Many prepubescent alliances were forged (and broken) within the folded pages ricocheting around the room. Like any micro society, our class was not immune to the perils of hierarchy and its intricacies were prevalent in a multitude of ways, though one was particularly impossible to overlook.

This was back in the heydays of neon; the more you wore, the better off you found yourself, socially speaking. I had enough, which was to say no one needed sunglasses when I was around, but I certainly didn’t let the trend pass me by (not that I’ll ever dig out the photos to prove it).

Anyway, there was one girl, Pia, who wasn’t caught up in the bright colors of popularity—or so it seemed. She was the smartest kid in class, but brains weren’t as valuable as fluorescent yellow slouch socks and since she never wore any (a fact I assume she’s now extremely grateful about), she wallowed around the bottom of the social ladder.

Until the day I noticed the tie-dyed girls at the coolest lunchroom table squeeze together so she could sit with them while they copied her homework. Pia almost never passed notes (which probably contributed to her superior grades), but suddenly she became central station. And when she came to school wearing a thin neon pink bracelet, it was obvious an intervention was necessary.

I took it upon myself to deliver it and used the most obviously appropriate method at my disposal: I sent her a note. In it, I explained that by ingratiating herself to the highest social echelon, she was essentially throwing her life away. I then went on to outline their faults, in vitiating detail, including the inevitable sartorial consequences.

I signed the note with a question mark and left it on her desk when no one was around, because I reasoned unsolicited advice has more impact when it comes from an unknown source.

And it did. Far more than I could have anticipated.

Not only did she read the note, but she also shared it with all her new “friends,” and suddenly the mystery sender became the talk of the playground. And not in a good way. It turned out the Tie-dyed Girls of the Highest Echelon didn’t appreciate some (any) of my thoughts about them. In retaliation, they granted Pia unconditional acceptance into their crowd without her ever needing to wear another stitch of neon.

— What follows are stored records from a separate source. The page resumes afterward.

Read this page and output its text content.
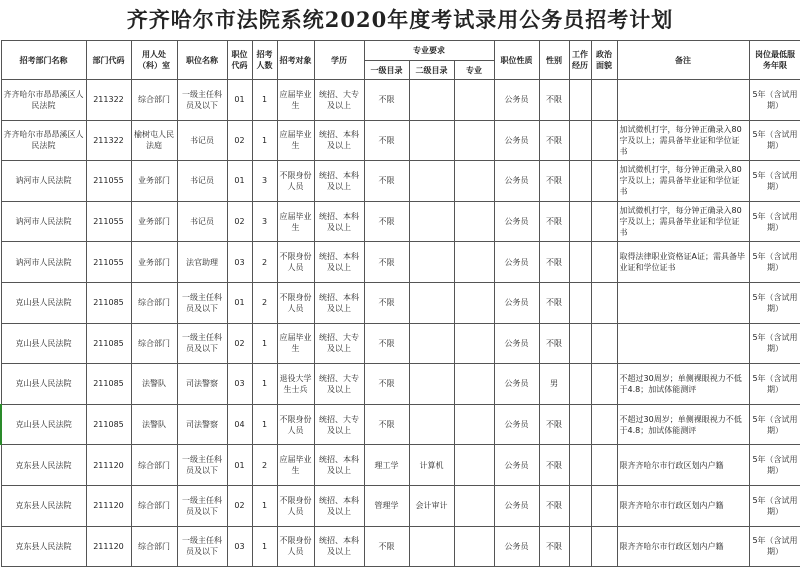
齐齐哈尔市法院系统2020年度考试录用公务员招考计划
招考部门名称	部门代码	用人处（科）室	职位名称	职位代码	招考人数	招考对象	学历	专业要求			职位性质	性别	工作经历	政治面貌	备注	岗位最低服务年限
								一级目录	二级目录	专业						
齐齐哈尔市昂昂溪区人民法院	211322	综合部门	一级主任科员及以下	01	1	应届毕业生	统招、大专及以上	不限			公务员	不限				5年（含试用期）
齐齐哈尔市昂昂溪区人民法院	211322	榆树屯人民法庭	书记员	02	1	应届毕业生	统招、本科及以上	不限			公务员	不限			加试微机打字，每分钟正确录入80字及以上；需具备毕业证和学位证书	5年（含试用期）
讷河市人民法院	211055	业务部门	书记员	01	3	不限身份人员	统招、本科及以上	不限			公务员	不限			加试微机打字，每分钟正确录入80字及以上；需具备毕业证和学位证书	5年（含试用期）
讷河市人民法院	211055	业务部门	书记员	02	3	应届毕业生	统招、本科及以上	不限			公务员	不限			加试微机打字，每分钟正确录入80字及以上；需具备毕业证和学位证书	5年（含试用期）
讷河市人民法院	211055	业务部门	法官助理	03	2	不限身份人员	统招、本科及以上	不限			公务员	不限			取得法律职业资格证A证；需具备毕业证和学位证书	5年（含试用期）
克山县人民法院	211085	综合部门	一级主任科员及以下	01	2	不限身份人员	统招、本科及以上	不限			公务员	不限				5年（含试用期）
克山县人民法院	211085	综合部门	一级主任科员及以下	02	1	应届毕业生	统招、大专及以上	不限			公务员	不限				5年（含试用期）
克山县人民法院	211085	法警队	司法警察	03	1	退役大学生士兵	统招、大专及以上	不限			公务员	男			不超过30周岁；单侧裸眼视力不低于4.8；加试体能测评	5年（含试用期）
克山县人民法院	211085	法警队	司法警察	04	1	不限身份人员	统招、大专及以上	不限			公务员	不限			不超过30周岁；单侧裸眼视力不低于4.8；加试体能测评	5年（含试用期）
克东县人民法院	211120	综合部门	一级主任科员及以下	01	2	应届毕业生	统招、本科及以上	理工学	计算机		公务员	不限			限齐齐哈尔市行政区划内户籍	5年（含试用期）
克东县人民法院	211120	综合部门	一级主任科员及以下	02	1	不限身份人员	统招、本科及以上	管理学	会计审计		公务员	不限			限齐齐哈尔市行政区划内户籍	5年（含试用期）
克东县人民法院	211120	综合部门	一级主任科员及以下	03	1	不限身份人员	统招、本科及以上	不限			公务员	不限			限齐齐哈尔市行政区划内户籍	5年（含试用期）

Realizing my well-meaning-but-poorly-considered-plan had completely backfired, I decided the only way to prevent the fire from burning me was to ‘fess up. So I sent Pia another note, saying simply, ‘I’m sorry.’ And I made sure she knew it was from me.

Then I waited.

In the interim, it dawned on me that my little tirade hadn’t, in fact, been an attempt to save her at all, but was instead a poor attempt to put her back in her place. She had broken rank and if she rose, it meant the rest of us had to fall. What I mistook for a valiant effort to restore the status quo, was in reality just a mean act that came entirely from a place of fear. Fear that there was only so much friendship (and neon) to go around, and if she got some, there would be less for the rest of us.

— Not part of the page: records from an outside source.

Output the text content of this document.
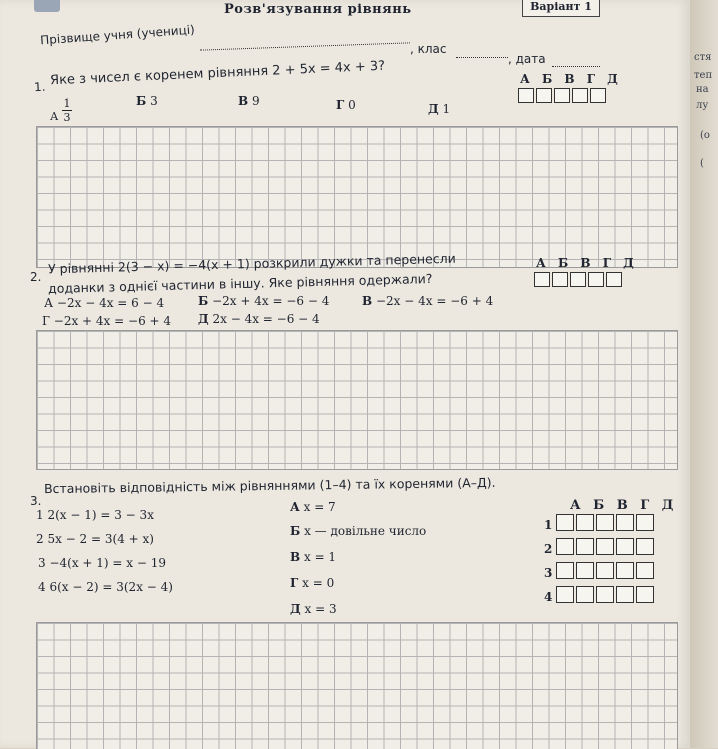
стя
теп
на
лу
(о
(
Варіант 1
Розв'язування рівнянь
Прізвище учня (учениці)
, клас
, дата
1. Яке з чисел є коренем рівняння 2 + 5x = 4x + 3?	А Б В Г Д
А
1
3
Б 3	В 9	Г 0	Д 1
2.
У рівнянні 2(3 − x) = −4(x + 1) розкрили дужки та перенесли
доданки з однієї частини в іншу. Яке рівняння одержали?
А Б В Г Д
А −2x − 4x = 6 − 4	Б −2x + 4x = −6 − 4	В −2x − 4x = −6 + 4
Г −2x + 4x = −6 + 4 Д 2x − 4x = −6 − 4
3.
Встановіть відповідність між рівняннями (1–4) та їх коренями (А–Д).
1 2(x − 1) = 3 − 3x
2 5x − 2 = 3(4 + x)
3 −4(x + 1) = x − 19
4 6(x − 2) = 3(2x − 4)
А x = 7
Б x — довільне число
В x = 1
Г x = 0
Д x = 3
А Б В Г Д
1
2
3
4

It took some time, but eventually my note came back.

“It’s okay,” she had scribbled.

And that was the end of it. The whole event died down and everyone moved on to the next scandal (something to do with the condition of Jeffrey McGuffrey’s tightie-whities, if I recall…)

The Case of the Mystery Sender remained unsolved. Pia never ratted me out. Which made me realize, it didn’t matter where on the social ladder she existed, she was without doubt the coolest girl in the entire class.